The Potomac Valley Audubon Society (PVAS) is now accepting registrations for its third annual Ruth Ann Dean Birdathon, which will be held the weekend of May 11-12.
The Birdathon is an annual event intended to cap a week of activities commemorating International Migratory Bird Day. It is open to anyone with an interest, regardless of experience or expertise at birding. People can participate as part of a team or as individuals. Either way, the goal is to identify the highest numbers of bird species you can find within PVAS's territory in any 24-consecutive-hour-period during the weekend.
PVAS's territory includes the Jefferson, Berkeley and Morgan counties in West Virginia and Washington County in Maryland.
There is no entry fee, and registration is easy.
To register and to get full information about how the Birdathon works, go to the PVAS website at www.potomacaudubon.org/IMBD.html or contact the event coordinator, Sandy Sagalkin, at email@example.com or 240-291-6465.
This year, those who participate will be encouraged to seek pledges from neighbors and friends to help raise funds for PVAS's Grassland Birds Initiative (GBI).
The GBI seeks to protect the habitat of birds that make their home in grasslands in our area. These birds are declining at a rapid rate and include Eastern Meadowlarks, Loggerhead Shrikes, Eastern Bluebird and other species.

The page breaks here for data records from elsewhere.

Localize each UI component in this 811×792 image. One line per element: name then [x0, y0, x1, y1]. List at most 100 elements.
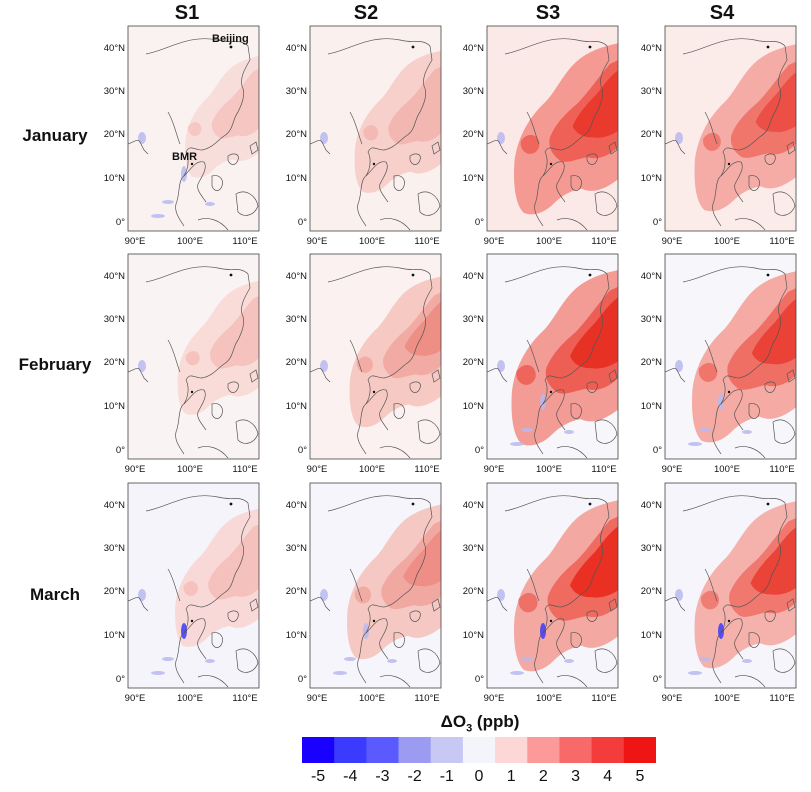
colorbar-segment	[559, 737, 593, 763]
coastline	[786, 598, 796, 612]
coastline	[128, 367, 149, 383]
bmr-marker	[190, 390, 194, 394]
coastline	[720, 161, 744, 203]
coastline	[556, 675, 588, 688]
coastline	[249, 369, 259, 383]
coastline	[487, 367, 508, 383]
coastline	[431, 369, 441, 383]
colorbar-segment	[623, 737, 656, 763]
latitude-tick-label: 20°N	[104, 357, 125, 368]
map-frame	[127, 482, 260, 689]
ozone-decrease-spot	[497, 132, 505, 144]
coastline	[379, 675, 411, 688]
coastline	[772, 648, 796, 673]
coastline	[608, 369, 618, 383]
coastline	[249, 598, 259, 612]
ozone-increase-area-high	[572, 70, 618, 138]
latitude-tick-label: 40°N	[286, 43, 307, 54]
latitude-tick-label: 30°N	[286, 314, 307, 325]
longitude-tick-label: 90°E	[307, 236, 328, 247]
ozone-decrease-spot	[510, 671, 524, 675]
row-title-january: January	[22, 126, 88, 145]
latitude-tick-label: 20°N	[104, 129, 125, 140]
colorbar-segment	[462, 737, 496, 763]
longitude-tick-label: 110°E	[232, 464, 257, 475]
ozone-decrease-spot	[333, 671, 347, 675]
colorbar-tick-label: 3	[571, 768, 580, 785]
longitude-tick-label: 110°E	[591, 236, 616, 247]
coastline	[183, 161, 207, 203]
latitude-tick-label: 30°N	[641, 314, 662, 325]
bmr-marker	[727, 390, 731, 394]
ozone-decrease-spot	[181, 166, 187, 182]
coastline	[570, 175, 582, 191]
longitude-tick-label: 100°E	[536, 693, 562, 704]
ozone-decrease-spot	[320, 589, 328, 601]
coastline	[682, 495, 788, 684]
ozone-decrease-spot	[718, 394, 724, 410]
longitude-tick-label: 90°E	[307, 464, 328, 475]
latitude-tick-label: 0°	[653, 674, 662, 685]
coastline	[608, 141, 618, 155]
latitude-tick-label: 40°N	[104, 500, 125, 511]
longitude-tick-label: 90°E	[484, 693, 505, 704]
ozone-decrease-spot	[510, 442, 524, 446]
coastline	[431, 598, 441, 612]
colorbar-title-suffix: (ppb)	[472, 712, 520, 731]
ozone-increase-area-mid	[208, 524, 259, 600]
longitude-tick-label: 100°E	[177, 236, 203, 247]
map-panel-march-s4: 40°N 30°N 20°N 10°N 0° 90°E 100°E 110°E	[635, 482, 800, 712]
map-frame	[664, 253, 797, 460]
colorbar-tick-label: 5	[635, 768, 645, 785]
latitude-tick-label: 0°	[653, 217, 662, 228]
longitude-tick-label: 110°E	[414, 236, 439, 247]
coastline	[556, 446, 588, 459]
colorbar-segment	[527, 737, 560, 763]
ozone-decrease-spot	[363, 623, 369, 639]
coastline	[227, 153, 239, 165]
map-frame	[664, 25, 797, 232]
coastline	[417, 419, 441, 444]
beijing-marker	[411, 273, 415, 277]
colorbar-segment	[495, 737, 528, 763]
ozone-decrease-spot	[718, 623, 724, 639]
colorbar-segment	[334, 737, 367, 763]
ozone-decrease-spot	[138, 589, 146, 601]
latitude-tick-label: 0°	[475, 674, 484, 685]
beijing-marker	[766, 45, 770, 49]
latitude-tick-label: 30°N	[104, 314, 125, 325]
column-title-s3: S3	[535, 2, 561, 24]
ozone-increase-area-mid	[388, 66, 441, 145]
coastline	[379, 218, 411, 231]
latitude-tick-label: 40°N	[286, 271, 307, 282]
ozone-decrease-spot	[699, 428, 711, 432]
latitude-tick-label: 40°N	[641, 43, 662, 54]
coastline	[772, 419, 796, 444]
ozone-increase-area-west	[183, 581, 198, 597]
latitude-tick-label: 30°N	[641, 543, 662, 554]
map-panel-january-s1: 40°N 30°N 20°N 10°N 0° 90°E 100°E 110°E Beijing B…	[98, 25, 263, 255]
coastline	[556, 218, 588, 231]
latitude-tick-label: 10°N	[463, 173, 484, 184]
coastline	[682, 38, 788, 227]
colorbar-tick-label: 1	[506, 768, 516, 785]
latitude-tick-label: 0°	[116, 445, 125, 456]
coastline	[227, 610, 239, 622]
coastline	[167, 111, 181, 145]
map-frame	[309, 25, 442, 232]
coastline	[786, 141, 796, 155]
coastline	[570, 632, 582, 648]
coastline	[183, 389, 207, 431]
map-frame	[127, 253, 260, 460]
coastline	[542, 618, 566, 660]
coastline	[734, 675, 766, 688]
ozone-decrease-spot	[675, 132, 683, 144]
bmr-marker	[549, 162, 553, 166]
coastline	[227, 381, 239, 393]
ozone-increase-area-west	[187, 122, 202, 137]
longitude-tick-label: 90°E	[484, 464, 505, 475]
coastline	[764, 153, 776, 165]
ozone-increase-area-west	[185, 351, 200, 366]
coastline	[594, 648, 618, 673]
column-title-s2: S2	[353, 2, 379, 24]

The GBI seeks to work cooperatively with landowners to encourage land management practices that lead to enhanced opportunities for successful nesting. For further information about the GBI, see www.potomacaudubon.org/GBI.
A trophy will be given to the team with the highest number of species identified and other prizes will be awarded to participants for raising money for the GBI. To be eligible for awards or prizes, teams must raise a minimum of $75 for the GBI.
The Birdathon is named in honor of Ruth Ann Dean, who was a founding member and ardent supporter of PVAS, a Board member in the early years, and an avid birder.
Last year's winning Birdathon team was the "White-eyed Weary-o's", who identified 117 different bird species in a 24-hour period. Overall, 149 different species were identified by all participants.